Schaeffer Galleries, New York, 1944; where acquired by:

Wilhelm Suida; thence by descent to:

Robert L. and Bertina Suida Manning, New York, until 1996

Private Collection, USA

 

Literature:      

Janos Scholz, “Italian Drawings in The Art Museum, Princeton University,” The Burlington Magazine, vol. 109, no. 770 (May 1967), pp. 296, 299.

Elaine Claye, “A Group of Portrait Drawings by Jacopo Amigoni,” Master Drawings, vol. 12, no. 1 (Spring 1974), p. 47, no. 25.

Felton Gibbons, Catalogue of Italian Drawings in The Art Museum, Princeton University, Princeton, 1977, p. 5.

Annalisa Scarpa Sonino, Jacopo Amigoni, Soncino, 1994, pp. 32-33, 94-95. 

Mimi Cazort, Italian Master Drawings at the Philadelphia Museum of Art, Philadelphia, 2004, unpaginated, in the entry for cat. no. 37.

 

This charming portrait sketch is the work of Jacopo Amigoni, one of the leading proponents of the Venetian Rococo style on the international stage. Amigoni was a peripatetic artist. After completing his training in Venice, he spent the majority of his career abroad, with long sojourns in southern Germany (1715-1729), England (1729-1739), and, in the final part of his life, in Spain (1747-1752). This sheet was originally part of a sketchbook, dismembered in the early 20th century, which the artist used during his time in England.

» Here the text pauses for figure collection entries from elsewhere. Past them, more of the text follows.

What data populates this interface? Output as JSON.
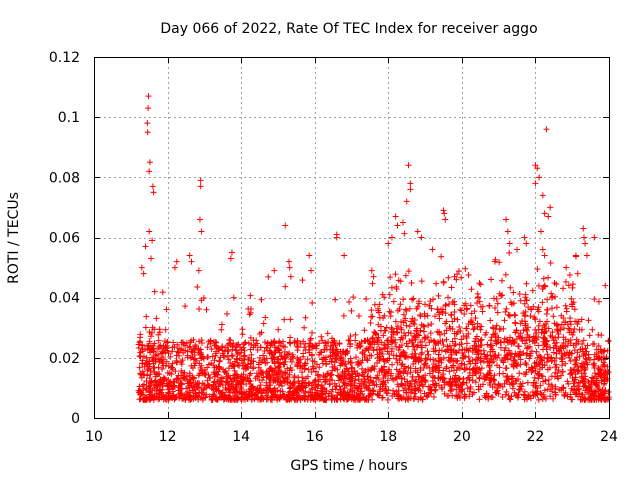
{
  "chart_data": {
    "type": "scatter",
    "title": "Day 066 of 2022, Rate Of TEC Index for receiver aggo",
    "xlabel": "GPS time / hours",
    "ylabel": "ROTI / TECUs",
    "xlim": [
      10,
      24
    ],
    "ylim": [
      0,
      0.12
    ],
    "grid": true,
    "marker": "+",
    "color": "#ff0000",
    "x_ticks": [
      "10",
      "12",
      "14",
      "16",
      "18",
      "20",
      "22",
      "24"
    ],
    "y_ticks": [
      "0",
      "0.02",
      "0.04",
      "0.06",
      "0.08",
      "0.1",
      "0.12"
    ],
    "data_range_x": [
      11.2,
      24
    ],
    "points": [
      {
        "x": 11.48,
        "y": 0.107
      },
      {
        "x": 11.47,
        "y": 0.103
      },
      {
        "x": 11.45,
        "y": 0.098
      },
      {
        "x": 11.46,
        "y": 0.095
      },
      {
        "x": 11.52,
        "y": 0.085
      },
      {
        "x": 11.5,
        "y": 0.082
      },
      {
        "x": 11.6,
        "y": 0.077
      },
      {
        "x": 11.62,
        "y": 0.075
      },
      {
        "x": 11.5,
        "y": 0.062
      },
      {
        "x": 11.58,
        "y": 0.059
      },
      {
        "x": 11.4,
        "y": 0.057
      },
      {
        "x": 11.3,
        "y": 0.05
      },
      {
        "x": 11.35,
        "y": 0.048
      },
      {
        "x": 11.55,
        "y": 0.053
      },
      {
        "x": 11.65,
        "y": 0.042
      },
      {
        "x": 12.9,
        "y": 0.079
      },
      {
        "x": 12.9,
        "y": 0.077
      },
      {
        "x": 12.88,
        "y": 0.066
      },
      {
        "x": 12.92,
        "y": 0.062
      },
      {
        "x": 12.85,
        "y": 0.049
      },
      {
        "x": 12.25,
        "y": 0.052
      },
      {
        "x": 12.2,
        "y": 0.05
      },
      {
        "x": 12.6,
        "y": 0.054
      },
      {
        "x": 12.65,
        "y": 0.052
      },
      {
        "x": 13.75,
        "y": 0.055
      },
      {
        "x": 13.72,
        "y": 0.053
      },
      {
        "x": 13.8,
        "y": 0.04
      },
      {
        "x": 15.2,
        "y": 0.064
      },
      {
        "x": 15.3,
        "y": 0.052
      },
      {
        "x": 15.32,
        "y": 0.05
      },
      {
        "x": 15.35,
        "y": 0.047
      },
      {
        "x": 14.9,
        "y": 0.049
      },
      {
        "x": 15.85,
        "y": 0.054
      },
      {
        "x": 15.9,
        "y": 0.049
      },
      {
        "x": 16.6,
        "y": 0.061
      },
      {
        "x": 16.6,
        "y": 0.06
      },
      {
        "x": 16.8,
        "y": 0.054
      },
      {
        "x": 17.55,
        "y": 0.049
      },
      {
        "x": 17.6,
        "y": 0.047
      },
      {
        "x": 18.55,
        "y": 0.084
      },
      {
        "x": 18.6,
        "y": 0.078
      },
      {
        "x": 18.6,
        "y": 0.076
      },
      {
        "x": 18.2,
        "y": 0.067
      },
      {
        "x": 18.25,
        "y": 0.064
      },
      {
        "x": 18.1,
        "y": 0.06
      },
      {
        "x": 18.4,
        "y": 0.065
      },
      {
        "x": 18.5,
        "y": 0.072
      },
      {
        "x": 18.0,
        "y": 0.058
      },
      {
        "x": 18.8,
        "y": 0.062
      },
      {
        "x": 18.9,
        "y": 0.06
      },
      {
        "x": 19.2,
        "y": 0.056
      },
      {
        "x": 19.5,
        "y": 0.069
      },
      {
        "x": 19.52,
        "y": 0.068
      },
      {
        "x": 19.55,
        "y": 0.066
      },
      {
        "x": 19.8,
        "y": 0.047
      },
      {
        "x": 19.85,
        "y": 0.046
      },
      {
        "x": 20.9,
        "y": 0.052
      },
      {
        "x": 21.2,
        "y": 0.066
      },
      {
        "x": 21.25,
        "y": 0.062
      },
      {
        "x": 21.3,
        "y": 0.058
      },
      {
        "x": 21.5,
        "y": 0.056
      },
      {
        "x": 21.7,
        "y": 0.06
      },
      {
        "x": 21.75,
        "y": 0.058
      },
      {
        "x": 22.0,
        "y": 0.084
      },
      {
        "x": 22.05,
        "y": 0.083
      },
      {
        "x": 22.0,
        "y": 0.078
      },
      {
        "x": 22.1,
        "y": 0.08
      },
      {
        "x": 22.2,
        "y": 0.074
      },
      {
        "x": 22.25,
        "y": 0.068
      },
      {
        "x": 22.4,
        "y": 0.07
      },
      {
        "x": 22.35,
        "y": 0.067
      },
      {
        "x": 22.3,
        "y": 0.096
      },
      {
        "x": 22.15,
        "y": 0.062
      },
      {
        "x": 22.2,
        "y": 0.056
      },
      {
        "x": 22.25,
        "y": 0.054
      },
      {
        "x": 23.3,
        "y": 0.063
      },
      {
        "x": 23.32,
        "y": 0.06
      },
      {
        "x": 23.35,
        "y": 0.058
      },
      {
        "x": 23.4,
        "y": 0.054
      },
      {
        "x": 23.6,
        "y": 0.06
      },
      {
        "x": 23.1,
        "y": 0.054
      },
      {
        "x": 23.9,
        "y": 0.044
      },
      {
        "x": 23.15,
        "y": 0.048
      }
    ]
  }
}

Although Amigoni enjoyed great success as a decorative painter throughout his career, changes in taste away from ambitious decorative schemes in England compelled him to take on an increased number of portrait commissions during this period. He became a fashionable portrait painter, particularly at the royal court, where he received regular commissions from King George II, Queen Caroline, and their entourage.

The forty-four portrait drawings from Amigoni’s sketchbook, now dispersed among museums and private collections, were executed in the same technique, typology, and style (Fig. 1). Several of these sheets have been connected with known paintings by the artist, and the costumes in each are consistent with English fashion in the 1730s. However, their original purpose remains unclear. Some scholars consider them to be preparatory studies or presentation pieces for commissioned portraits.[i] Others have suggested that they served as a repertoire of portrait types—a kind of 18th-century “lookbook”—showing varying positions and environments that Amigoni could present to patrons as possibilities when developing their individual portraits.[ii]

Regardless of their intended function, these Amigoni portrait studies are, as Janos Scholz aptly put it, “fun to look at [and] of very high artistic quality.”[iii] The gentleman in our portrait is shown three-quarter length in a relaxed pose, his right arm resting on the corner of a piece of furniture. He sports a formal wig and wears a frock coat, while in the background a swag of drapery hangs before a column. The drawing has been rapidly executed in a variety of media, and the mix of controlled and nervous handling of the pen, white heightening, and wash make this drawing a delight to behold.

A sketch of an older man sitting down, legs crossed.

Fig. 1. Jacopo Amigoni, Portrait of a Gentleman, pen, black ink, brown wash, and white heightening on blue paper, Princeton University Art Museum.


[i] Elaine Claye, “A Group of Portrait Drawings by Jacopo Amigoni,” Master Drawings, vol. 12, no. 1 (Spring 1974), p. 42.

[ii] Annalisa Scarpa Sonino, Jacopo Amigoni, Soncino, 1994, pp. 94-95. She has argued this on the basis that the figures in the drawings are devoid of specific physical characteristics—all of the faces are done similarly.

[iii] Janos Scholz, “Italian Drawings in The Art Museum, Princeton University,” The Burlington Magazine, vol. 109, no. 770 (May 1967), p. 296.